Terkesan Perjuangan Islam di New York
A A A
MEDAN - Pria yang mengawali karier di Fakultas Ilmu Sosial dan Ilmu Politik (FISIP) Universitas Sumatera Utara (USU) ini tidak pernah berhenti berkarya dengan hasil-hasil penelitiannya. Dia terus berupaya memberikan sumbangsih pemikiran dalam mengubah pandangan internasional terhadap Islam.

Saat ini, pria bernama Warjio ini sedang bersemangat melakukan berbagai kajian tentang politik pembangunan identitas Islam di sejumlah negara, dimana umat Muslim menjadi minoritas. Misinya tersebut terlecut dengan semakin kuatnya Islam phobia di masyarakat internasional yang berdampak terbatasnya ruang gerak masyarakat Muslim di sejumlah negara.

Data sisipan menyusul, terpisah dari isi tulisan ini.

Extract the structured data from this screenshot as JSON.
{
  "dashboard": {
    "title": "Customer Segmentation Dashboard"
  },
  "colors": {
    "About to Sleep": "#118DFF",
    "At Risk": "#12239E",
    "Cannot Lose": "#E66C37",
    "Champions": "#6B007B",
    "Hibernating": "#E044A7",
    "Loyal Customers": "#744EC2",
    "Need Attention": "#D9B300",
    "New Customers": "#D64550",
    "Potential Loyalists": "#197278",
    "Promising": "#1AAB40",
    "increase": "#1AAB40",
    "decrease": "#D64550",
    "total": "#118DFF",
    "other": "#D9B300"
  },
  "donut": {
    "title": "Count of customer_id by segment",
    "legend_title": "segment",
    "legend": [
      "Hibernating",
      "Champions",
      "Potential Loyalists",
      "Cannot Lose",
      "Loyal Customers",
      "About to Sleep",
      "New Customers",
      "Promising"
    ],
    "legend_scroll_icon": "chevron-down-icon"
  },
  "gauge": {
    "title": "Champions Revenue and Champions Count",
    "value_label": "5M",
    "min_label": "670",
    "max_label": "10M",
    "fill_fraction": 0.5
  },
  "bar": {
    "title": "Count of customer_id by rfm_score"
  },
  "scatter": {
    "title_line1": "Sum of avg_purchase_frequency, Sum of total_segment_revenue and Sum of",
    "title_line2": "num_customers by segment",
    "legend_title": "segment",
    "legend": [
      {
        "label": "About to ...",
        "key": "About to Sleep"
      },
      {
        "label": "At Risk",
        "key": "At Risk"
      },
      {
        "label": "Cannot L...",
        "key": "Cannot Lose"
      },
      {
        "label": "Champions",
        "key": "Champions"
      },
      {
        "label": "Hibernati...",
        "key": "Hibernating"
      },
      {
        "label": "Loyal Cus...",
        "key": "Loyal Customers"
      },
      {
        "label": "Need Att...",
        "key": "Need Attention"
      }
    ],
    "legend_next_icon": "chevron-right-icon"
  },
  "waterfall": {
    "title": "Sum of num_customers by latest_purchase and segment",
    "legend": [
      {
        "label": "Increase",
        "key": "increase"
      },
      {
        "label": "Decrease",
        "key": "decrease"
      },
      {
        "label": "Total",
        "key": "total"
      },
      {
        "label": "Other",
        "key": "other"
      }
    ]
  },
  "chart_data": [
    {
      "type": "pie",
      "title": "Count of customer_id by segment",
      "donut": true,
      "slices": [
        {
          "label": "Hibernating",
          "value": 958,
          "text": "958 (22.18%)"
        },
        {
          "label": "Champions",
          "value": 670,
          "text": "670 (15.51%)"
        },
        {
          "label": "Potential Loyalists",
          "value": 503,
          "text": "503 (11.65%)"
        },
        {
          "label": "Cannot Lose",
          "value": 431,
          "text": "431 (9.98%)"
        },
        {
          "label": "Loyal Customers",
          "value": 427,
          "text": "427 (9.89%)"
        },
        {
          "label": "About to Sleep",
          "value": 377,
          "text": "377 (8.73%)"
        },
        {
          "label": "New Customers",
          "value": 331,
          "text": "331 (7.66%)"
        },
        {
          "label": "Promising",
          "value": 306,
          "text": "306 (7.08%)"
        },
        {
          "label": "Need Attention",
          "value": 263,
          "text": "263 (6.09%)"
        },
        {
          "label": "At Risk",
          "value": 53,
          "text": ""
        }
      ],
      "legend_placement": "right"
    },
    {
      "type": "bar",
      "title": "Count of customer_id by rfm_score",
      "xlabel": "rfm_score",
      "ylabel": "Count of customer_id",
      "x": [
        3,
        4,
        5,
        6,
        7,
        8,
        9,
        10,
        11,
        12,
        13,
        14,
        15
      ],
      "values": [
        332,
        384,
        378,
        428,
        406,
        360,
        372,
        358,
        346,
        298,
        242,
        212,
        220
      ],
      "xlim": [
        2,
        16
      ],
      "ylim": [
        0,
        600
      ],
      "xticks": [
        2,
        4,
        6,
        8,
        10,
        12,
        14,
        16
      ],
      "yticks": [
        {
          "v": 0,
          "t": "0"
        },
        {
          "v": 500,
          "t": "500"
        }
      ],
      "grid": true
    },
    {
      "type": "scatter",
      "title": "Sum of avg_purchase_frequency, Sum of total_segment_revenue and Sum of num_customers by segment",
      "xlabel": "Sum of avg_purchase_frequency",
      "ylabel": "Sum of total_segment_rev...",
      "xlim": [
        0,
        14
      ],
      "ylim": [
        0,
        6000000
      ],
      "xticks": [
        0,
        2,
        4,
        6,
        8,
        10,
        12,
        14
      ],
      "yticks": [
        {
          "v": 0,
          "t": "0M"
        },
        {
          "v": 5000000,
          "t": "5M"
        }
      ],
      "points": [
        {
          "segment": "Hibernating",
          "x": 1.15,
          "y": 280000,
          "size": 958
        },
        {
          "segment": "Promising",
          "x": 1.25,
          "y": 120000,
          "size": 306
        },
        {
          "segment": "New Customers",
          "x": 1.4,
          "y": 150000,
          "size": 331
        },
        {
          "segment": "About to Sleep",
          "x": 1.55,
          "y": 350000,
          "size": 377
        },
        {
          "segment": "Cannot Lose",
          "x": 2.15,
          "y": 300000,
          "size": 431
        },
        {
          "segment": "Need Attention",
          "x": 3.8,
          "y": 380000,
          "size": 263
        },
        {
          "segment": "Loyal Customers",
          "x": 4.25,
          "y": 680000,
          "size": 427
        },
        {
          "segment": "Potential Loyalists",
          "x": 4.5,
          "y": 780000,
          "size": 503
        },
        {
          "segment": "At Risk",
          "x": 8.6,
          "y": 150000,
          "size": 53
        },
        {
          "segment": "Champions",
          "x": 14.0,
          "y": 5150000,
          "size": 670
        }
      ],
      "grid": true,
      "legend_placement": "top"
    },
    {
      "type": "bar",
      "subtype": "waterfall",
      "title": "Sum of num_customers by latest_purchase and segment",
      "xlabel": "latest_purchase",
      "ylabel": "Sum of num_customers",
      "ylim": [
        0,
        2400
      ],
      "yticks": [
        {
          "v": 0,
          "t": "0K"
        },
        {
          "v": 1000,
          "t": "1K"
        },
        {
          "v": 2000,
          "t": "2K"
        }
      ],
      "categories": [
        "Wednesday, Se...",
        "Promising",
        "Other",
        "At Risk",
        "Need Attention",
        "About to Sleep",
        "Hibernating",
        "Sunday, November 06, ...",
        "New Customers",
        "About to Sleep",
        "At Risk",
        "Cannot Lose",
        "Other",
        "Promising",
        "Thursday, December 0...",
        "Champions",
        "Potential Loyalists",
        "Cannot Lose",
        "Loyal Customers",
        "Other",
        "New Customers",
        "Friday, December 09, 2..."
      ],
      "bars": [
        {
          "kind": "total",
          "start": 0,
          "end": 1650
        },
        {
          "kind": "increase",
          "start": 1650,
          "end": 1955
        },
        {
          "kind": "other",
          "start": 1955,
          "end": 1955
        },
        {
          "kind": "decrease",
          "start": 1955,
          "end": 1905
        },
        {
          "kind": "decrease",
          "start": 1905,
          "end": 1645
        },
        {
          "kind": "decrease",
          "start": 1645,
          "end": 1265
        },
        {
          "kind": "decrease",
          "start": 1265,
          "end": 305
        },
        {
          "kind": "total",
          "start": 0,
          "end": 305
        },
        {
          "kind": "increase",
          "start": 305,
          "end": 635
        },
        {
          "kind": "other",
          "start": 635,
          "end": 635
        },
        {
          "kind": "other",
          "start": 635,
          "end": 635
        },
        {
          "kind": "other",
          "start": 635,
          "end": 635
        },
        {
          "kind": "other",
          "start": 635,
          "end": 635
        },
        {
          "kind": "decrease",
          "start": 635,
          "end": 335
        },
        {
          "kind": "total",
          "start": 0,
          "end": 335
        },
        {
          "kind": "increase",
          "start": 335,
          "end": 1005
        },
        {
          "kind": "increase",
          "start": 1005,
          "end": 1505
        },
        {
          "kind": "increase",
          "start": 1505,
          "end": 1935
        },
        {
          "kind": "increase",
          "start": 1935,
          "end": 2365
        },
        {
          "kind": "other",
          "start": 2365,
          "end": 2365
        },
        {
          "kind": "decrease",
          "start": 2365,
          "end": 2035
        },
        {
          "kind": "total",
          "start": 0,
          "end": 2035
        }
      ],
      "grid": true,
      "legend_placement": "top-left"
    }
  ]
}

Dia terkesan dengan perjuangan komunitas Islam di New York selama bertahuntahun dalam membangun identitas Islam yang Rahmatan Lil Alamin (pembawa rahmat dan kesejahteraan bagi alam semesta). Pria kelahiran Deliserdang, 16 Agustus 1974 ini mendapat kesempatan melakukan penelitian tersebut dari University Team (RUT) Islamic Development Management Project (ISDEV) University Sains Malaysia (USM) pada 2012 lalu.

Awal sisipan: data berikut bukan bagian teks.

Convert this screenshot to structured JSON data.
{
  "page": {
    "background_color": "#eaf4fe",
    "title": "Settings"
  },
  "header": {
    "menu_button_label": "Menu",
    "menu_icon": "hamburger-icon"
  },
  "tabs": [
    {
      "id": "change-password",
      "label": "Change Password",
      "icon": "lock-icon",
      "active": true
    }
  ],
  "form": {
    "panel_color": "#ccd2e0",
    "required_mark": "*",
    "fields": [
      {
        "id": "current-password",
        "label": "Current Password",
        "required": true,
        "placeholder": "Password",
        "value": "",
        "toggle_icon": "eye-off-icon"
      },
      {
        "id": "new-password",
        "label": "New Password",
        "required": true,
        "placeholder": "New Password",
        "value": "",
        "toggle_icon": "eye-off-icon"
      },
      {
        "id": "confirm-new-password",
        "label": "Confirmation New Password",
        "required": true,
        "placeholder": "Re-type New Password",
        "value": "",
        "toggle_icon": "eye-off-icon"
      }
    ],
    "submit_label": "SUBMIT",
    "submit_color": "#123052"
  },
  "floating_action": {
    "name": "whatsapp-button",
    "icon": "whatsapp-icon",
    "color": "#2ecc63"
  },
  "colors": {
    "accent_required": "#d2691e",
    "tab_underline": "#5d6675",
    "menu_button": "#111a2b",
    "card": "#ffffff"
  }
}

Selama dua pekan Warjio hidup di tengah komunitas Islam New York. Demi kepentingan penelitiannya, dia pun tinggal di Masjid Ar-Rahman, sebuah masjid yang menjadi saksi hidup bagaimana beratnya perjuangan umat Islam untuk bisa diterima masyarakat yang sudah terlanjur memberikan kesan negatif terhadap Islam.

Warjio pun dihadapkan dengan realitas dimana negara yang mengklaim sebagai tempat lahirnya demokrasi itu ternyata sulit memberikan izin membangun rumah ibadah. Padahal, declaration of independence telah mereka deklarasikan sejak 1776. Declaration of independence menyatakan semua manusia diciptakan sama oleh Tuhan dengan dilengkapi hak asasi, di antaranya life (hidup), liberty (kemerdekaan), dan the persuit of happiness (mencapai kebahagiaan).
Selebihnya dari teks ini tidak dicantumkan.